Qui d’entre nous n’a pas eu un jour un problème avec son garagiste ? Leur responsabilité est l’un des thèmes favoris des tribunaux d’instance les condamnent fréquemment pour des manquements à leurs obligations.

Le code de la consommation (réformée en 2014) fixe les dispositions vous protégeant face à un professionnel. Ses obligations s’articulent en 3 points : obligation d’information, de conseil et de résultat.

L'obligation d’information du garagiste

Les tarifs de votre garagiste doivent être affichés clairement, du coût horaire TTC à celui des prestations annexes et de la main d’œuvre. Ces prix doivent être placardés à l'entrée comme dans la salle d’attente.

Bien que cela ne soit pas obligatoire, les garagistes ont pour habitude de fournir un devis sur lequel doivent être mentionnés plusieurs informations, dont le coût, et les temps de main-d'œuvre, la liste des pièces détachées, la durée de validité du devis, etc.

Si le garagiste effectue des réparations non prévues, vous êtes en droit de contester le montant des frais supplémentaires.
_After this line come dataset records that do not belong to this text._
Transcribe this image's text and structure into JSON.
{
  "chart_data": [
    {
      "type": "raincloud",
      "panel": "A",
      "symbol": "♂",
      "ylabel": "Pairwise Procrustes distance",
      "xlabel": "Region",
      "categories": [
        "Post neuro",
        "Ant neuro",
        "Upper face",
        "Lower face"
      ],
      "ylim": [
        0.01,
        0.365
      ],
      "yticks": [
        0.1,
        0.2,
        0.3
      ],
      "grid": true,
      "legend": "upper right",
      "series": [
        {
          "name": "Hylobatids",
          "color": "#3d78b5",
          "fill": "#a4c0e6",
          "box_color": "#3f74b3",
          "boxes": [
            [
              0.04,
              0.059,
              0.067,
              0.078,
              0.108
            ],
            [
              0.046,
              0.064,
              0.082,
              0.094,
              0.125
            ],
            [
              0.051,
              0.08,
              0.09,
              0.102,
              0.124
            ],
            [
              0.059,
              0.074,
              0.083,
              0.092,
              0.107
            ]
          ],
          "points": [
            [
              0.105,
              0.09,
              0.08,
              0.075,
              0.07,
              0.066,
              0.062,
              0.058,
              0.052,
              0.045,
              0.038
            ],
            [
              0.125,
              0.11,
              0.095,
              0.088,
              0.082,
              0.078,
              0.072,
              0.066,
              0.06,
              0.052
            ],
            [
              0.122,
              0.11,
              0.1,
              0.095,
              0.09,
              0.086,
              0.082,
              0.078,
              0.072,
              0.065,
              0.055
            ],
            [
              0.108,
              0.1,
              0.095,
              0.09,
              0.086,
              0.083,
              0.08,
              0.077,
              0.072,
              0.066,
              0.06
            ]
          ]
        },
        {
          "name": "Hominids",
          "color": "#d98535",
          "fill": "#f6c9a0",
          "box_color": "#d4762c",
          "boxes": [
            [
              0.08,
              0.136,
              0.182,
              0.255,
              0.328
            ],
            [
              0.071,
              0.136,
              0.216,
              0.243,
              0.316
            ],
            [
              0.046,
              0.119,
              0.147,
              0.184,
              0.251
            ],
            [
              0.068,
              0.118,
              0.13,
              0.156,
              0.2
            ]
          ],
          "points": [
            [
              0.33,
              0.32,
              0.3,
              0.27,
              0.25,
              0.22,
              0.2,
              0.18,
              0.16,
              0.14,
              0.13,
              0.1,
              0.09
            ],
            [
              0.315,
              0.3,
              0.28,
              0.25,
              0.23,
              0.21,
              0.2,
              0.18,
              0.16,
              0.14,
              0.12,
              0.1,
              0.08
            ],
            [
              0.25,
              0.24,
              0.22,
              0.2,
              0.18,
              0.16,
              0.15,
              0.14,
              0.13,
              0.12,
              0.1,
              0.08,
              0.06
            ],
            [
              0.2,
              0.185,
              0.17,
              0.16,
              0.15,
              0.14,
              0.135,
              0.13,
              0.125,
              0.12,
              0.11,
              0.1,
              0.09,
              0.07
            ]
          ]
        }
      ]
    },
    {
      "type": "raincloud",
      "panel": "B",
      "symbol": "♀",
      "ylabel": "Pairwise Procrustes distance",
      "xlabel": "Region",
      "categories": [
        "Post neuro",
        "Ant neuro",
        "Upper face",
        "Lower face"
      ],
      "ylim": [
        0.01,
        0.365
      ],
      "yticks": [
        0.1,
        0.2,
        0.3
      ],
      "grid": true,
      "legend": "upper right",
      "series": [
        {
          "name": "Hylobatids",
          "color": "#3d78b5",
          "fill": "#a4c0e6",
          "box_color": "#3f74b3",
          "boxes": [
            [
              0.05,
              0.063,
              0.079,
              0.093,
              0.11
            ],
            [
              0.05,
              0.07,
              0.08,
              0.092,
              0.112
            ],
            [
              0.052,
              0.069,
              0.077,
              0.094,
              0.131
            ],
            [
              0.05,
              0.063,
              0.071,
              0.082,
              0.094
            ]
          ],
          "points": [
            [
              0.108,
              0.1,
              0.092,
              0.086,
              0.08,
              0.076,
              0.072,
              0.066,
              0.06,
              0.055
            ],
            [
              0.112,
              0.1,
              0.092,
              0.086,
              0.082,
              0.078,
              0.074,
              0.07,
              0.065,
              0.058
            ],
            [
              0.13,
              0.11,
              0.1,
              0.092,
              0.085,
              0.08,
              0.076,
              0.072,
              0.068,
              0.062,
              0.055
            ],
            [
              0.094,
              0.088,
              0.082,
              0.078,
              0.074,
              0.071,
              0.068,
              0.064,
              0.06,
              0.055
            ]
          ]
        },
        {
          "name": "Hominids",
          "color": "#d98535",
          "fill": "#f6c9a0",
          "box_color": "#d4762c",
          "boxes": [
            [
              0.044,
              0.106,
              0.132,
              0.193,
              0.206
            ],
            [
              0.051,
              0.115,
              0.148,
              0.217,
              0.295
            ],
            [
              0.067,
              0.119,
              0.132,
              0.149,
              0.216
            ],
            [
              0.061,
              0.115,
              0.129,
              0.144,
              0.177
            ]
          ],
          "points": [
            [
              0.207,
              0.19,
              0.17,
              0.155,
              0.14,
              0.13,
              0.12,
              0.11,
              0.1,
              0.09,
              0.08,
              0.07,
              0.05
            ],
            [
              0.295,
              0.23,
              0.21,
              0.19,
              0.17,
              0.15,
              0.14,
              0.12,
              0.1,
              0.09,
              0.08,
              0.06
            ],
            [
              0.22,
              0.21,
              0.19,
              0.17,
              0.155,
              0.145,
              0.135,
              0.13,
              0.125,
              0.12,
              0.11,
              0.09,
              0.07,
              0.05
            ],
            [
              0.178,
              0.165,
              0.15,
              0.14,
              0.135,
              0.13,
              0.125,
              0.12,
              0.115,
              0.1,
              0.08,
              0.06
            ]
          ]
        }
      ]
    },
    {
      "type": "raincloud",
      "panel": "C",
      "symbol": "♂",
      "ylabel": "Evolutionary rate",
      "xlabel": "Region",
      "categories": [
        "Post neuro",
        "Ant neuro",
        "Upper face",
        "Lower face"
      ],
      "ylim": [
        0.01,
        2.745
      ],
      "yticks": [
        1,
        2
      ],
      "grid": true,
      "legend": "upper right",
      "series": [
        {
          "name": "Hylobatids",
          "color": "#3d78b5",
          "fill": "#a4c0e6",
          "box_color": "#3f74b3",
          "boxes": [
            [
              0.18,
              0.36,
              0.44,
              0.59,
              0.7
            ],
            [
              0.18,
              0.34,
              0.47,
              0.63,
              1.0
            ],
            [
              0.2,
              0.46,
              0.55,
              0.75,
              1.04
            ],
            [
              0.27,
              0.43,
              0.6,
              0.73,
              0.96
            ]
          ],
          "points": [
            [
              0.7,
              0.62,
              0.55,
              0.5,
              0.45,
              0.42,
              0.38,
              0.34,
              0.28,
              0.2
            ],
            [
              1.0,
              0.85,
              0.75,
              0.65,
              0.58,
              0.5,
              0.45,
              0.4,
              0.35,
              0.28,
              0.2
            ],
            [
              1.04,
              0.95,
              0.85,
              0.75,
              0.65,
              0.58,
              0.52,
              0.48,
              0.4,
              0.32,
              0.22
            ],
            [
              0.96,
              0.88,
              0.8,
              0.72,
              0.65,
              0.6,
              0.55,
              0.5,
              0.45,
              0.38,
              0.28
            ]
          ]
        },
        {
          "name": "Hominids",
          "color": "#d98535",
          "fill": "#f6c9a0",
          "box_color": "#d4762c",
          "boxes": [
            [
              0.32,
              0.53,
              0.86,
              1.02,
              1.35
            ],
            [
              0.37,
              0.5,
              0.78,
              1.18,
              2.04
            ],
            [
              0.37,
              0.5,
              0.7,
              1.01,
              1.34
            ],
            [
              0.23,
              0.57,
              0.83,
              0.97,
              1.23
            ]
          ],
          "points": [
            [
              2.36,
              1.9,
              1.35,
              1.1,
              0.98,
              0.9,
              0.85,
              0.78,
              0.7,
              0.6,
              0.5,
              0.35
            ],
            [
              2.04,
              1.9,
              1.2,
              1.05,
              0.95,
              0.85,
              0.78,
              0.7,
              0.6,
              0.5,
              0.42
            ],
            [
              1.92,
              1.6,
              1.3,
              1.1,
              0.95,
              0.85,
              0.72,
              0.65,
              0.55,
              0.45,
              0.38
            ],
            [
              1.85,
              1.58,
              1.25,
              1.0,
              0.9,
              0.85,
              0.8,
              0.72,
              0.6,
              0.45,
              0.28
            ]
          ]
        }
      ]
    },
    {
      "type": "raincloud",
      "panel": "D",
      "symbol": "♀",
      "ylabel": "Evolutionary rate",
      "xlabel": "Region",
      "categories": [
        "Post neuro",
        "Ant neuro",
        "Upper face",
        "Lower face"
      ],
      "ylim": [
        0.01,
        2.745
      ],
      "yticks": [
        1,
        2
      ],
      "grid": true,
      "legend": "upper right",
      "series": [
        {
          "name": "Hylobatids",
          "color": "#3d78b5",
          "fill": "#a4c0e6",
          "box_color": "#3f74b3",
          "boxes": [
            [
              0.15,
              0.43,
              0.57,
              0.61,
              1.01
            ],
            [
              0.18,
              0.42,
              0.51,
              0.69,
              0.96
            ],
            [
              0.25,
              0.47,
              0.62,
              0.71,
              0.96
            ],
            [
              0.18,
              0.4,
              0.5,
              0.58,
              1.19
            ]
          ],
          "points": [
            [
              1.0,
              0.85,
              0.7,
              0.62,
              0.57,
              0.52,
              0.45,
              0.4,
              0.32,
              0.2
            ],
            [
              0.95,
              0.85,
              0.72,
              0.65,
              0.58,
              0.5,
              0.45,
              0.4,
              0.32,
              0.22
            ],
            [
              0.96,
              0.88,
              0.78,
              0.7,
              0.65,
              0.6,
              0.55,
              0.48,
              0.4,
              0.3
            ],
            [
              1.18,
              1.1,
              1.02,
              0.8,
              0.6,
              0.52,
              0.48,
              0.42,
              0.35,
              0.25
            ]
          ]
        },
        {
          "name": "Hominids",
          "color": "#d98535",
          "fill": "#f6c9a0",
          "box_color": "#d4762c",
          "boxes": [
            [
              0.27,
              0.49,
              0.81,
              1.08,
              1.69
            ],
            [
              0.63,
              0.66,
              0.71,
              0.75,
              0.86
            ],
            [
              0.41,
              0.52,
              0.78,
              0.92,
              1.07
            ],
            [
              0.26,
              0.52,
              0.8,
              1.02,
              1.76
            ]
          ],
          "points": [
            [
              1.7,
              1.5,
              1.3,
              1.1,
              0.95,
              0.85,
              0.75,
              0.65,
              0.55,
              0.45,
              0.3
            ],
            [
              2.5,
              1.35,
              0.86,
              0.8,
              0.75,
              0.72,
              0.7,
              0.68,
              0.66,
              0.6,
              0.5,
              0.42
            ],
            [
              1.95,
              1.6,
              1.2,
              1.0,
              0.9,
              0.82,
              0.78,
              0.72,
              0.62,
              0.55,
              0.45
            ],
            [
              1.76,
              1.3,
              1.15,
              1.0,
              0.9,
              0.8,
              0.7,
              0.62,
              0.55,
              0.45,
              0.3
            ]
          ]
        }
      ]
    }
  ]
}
L'obligation de résultat du garagiste

En cas de contestation portant sur les travaux effectués ou sur le prix des prestations, vous devrez payer la facture avant de pouvoir récupérer votre véhicule et d’engager une action en responsabilité contre le garagiste.Si le problème que la réparation était censée régler se reproduit, c’est que l’intervention du garagiste n’a pas été à la hauteur. Vous pouvez lui demander de procéder à une nouvelle réparation, mais cette fois à ses frais.

Si d’autres pièces ont été détériorées à la suite d’une première réparation mal effectuée, c’est aussi au professionnel de les prendre à sa charge.Si le garagiste refuse d’obtempérer, contactez votre assureur et demandez-lui de vous fournir les coordonnées d’un expert qui viendra expertiser votre véhicule.

Puis, tournez-vous vers le juge de proximité ou le tribunal d’instance. Pour trancher, le tribunal s’appuiera notamment sur l’expertise afin d’établir les responsabilités. Si vous obtenez gain de cause, ces frais d’expertise seront remboursés par la partie adverse.

Bon à savoir

Le recours à un avocat n’est indispensable que pour les litiges de plus de 10.000 euros, jugés par le Tribunal de Grande Instance (TGI).

Si les tarifs du garagiste ne sont pas clairs, prévenez le que vous allez en avertir la DGCCRF (direction générale de la concurrence et de la répression des fraudes). La simple évocation de cet organisme a parfois pour effet de ramener les professionnels à de meilleurs sentiments.

Par ailleurs, l’article 21 ter de la loi Hamon sur la consommation donne aux assurés auto la possibilité de choisir librement le garage où ils désirent faire réparer leur véhicule après un accident. En cas de sinistre, cela vous évitera de retourner chez un professionnel peu consciencieux même si votre assureur vous le demandait.